The secret to aging well, Regina tells us, is to find your passion and pursue it. She found hers some 40 years ago, after the life she was living — as a wife, mother and director of a school lunch program — began to feel stale. "I started to think, 'There has to be more to life than this,'" Regina says. "So I signed up for a clay course." Her instructor insisted she submit a piece to a student art show, and Regina took first place. "That made me realize I must know how to do this," Regina says. In the years since, she's traveled across the country and around the world to take classes and exhibit her work, and she still spends an hour or so most days working in her garage studio. She's given up her pottery wheel ("too confining") and now hand builds clay animals and insects, vessels and serving pieces. "It's kept my brain going," Regina says. "I still love it."
Regina has a host of other healthy habits as well. Her Shih Tzu, named Et Tu, keeps her company — and keeps her moving. "We walk every morning at least a half an hour, then another 15 to 20 minutes to get some sun in the afternoon," Regina says. She eats well, consuming "loads" of fresh fruits and vegetables, and avoiding processed and red meat. She cooks and bakes, and is known for her baguettes. "I make eight loaves at a time, so I have them to hand out," she tells us. "When I bake bread, everybody looks at me with their tongues hanging out." And she socializes, including hosting a Sunday evening happy hour for friends. "They traipse in for margarita time," Regina says. "They'll bring goodies. We sit, have nibbles. I have wonderful neighbors. I'm very lucky."
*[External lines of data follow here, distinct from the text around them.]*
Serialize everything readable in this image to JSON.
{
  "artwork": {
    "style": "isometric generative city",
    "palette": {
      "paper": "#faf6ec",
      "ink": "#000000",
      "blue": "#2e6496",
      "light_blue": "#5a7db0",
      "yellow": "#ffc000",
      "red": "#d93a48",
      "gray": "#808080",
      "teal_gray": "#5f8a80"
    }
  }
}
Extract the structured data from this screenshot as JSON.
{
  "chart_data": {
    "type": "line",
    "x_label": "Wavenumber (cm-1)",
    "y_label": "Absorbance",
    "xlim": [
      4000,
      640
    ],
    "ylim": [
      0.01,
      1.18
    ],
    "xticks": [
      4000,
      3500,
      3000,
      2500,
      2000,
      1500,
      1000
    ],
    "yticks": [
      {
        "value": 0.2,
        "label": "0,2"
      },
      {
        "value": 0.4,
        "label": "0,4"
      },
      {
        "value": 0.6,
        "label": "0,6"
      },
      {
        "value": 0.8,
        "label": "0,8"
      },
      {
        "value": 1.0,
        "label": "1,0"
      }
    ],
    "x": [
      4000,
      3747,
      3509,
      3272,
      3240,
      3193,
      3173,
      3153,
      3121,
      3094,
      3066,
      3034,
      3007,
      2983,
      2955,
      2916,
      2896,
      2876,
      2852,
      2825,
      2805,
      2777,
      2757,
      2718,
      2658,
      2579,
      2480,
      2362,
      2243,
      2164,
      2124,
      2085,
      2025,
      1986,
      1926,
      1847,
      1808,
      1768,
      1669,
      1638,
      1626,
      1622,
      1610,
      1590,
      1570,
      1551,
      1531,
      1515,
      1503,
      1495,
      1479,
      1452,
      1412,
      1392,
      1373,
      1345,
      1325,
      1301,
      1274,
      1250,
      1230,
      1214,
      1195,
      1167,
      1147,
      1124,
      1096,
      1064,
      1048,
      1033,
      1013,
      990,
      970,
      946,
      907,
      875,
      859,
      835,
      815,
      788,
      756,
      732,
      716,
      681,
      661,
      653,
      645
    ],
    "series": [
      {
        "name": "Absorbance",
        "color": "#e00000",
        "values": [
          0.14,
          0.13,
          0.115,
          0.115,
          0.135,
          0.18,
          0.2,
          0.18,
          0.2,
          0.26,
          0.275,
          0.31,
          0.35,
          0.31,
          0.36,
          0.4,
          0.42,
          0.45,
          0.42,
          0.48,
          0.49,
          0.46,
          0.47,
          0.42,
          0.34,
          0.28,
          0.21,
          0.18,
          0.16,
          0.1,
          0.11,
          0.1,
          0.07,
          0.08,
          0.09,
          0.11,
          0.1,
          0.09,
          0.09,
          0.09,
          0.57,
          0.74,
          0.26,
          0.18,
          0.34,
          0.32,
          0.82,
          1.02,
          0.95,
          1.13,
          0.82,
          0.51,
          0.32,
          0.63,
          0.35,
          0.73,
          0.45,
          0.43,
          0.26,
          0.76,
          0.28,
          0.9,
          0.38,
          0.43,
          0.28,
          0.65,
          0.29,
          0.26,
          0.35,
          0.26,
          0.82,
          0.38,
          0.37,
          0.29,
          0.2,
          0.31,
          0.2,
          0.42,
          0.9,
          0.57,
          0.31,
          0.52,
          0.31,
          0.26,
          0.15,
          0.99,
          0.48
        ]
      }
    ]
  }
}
Not long ago, Regina was starting to think that luck might be running out. She'd been feeling dizzy and short of breath. Then she read an article about vitamin supplements in the Mayo Clinic Health Letter and realized the supplements she was taking might be doing her more harm than good. "I stopped taking the vitamins, and I don't feel like I'm 101 anymore," Regina says, adding that she "started getting smart" in her "old age" and began subscribing to the health letter a few years ago. "Every month I read something that might apply to me," says Regina, who passes the newsletter on to friends after she’s read it. "Tell those doctors to keep doing what they're doing."
And you keep doing what you're doing too, Regina.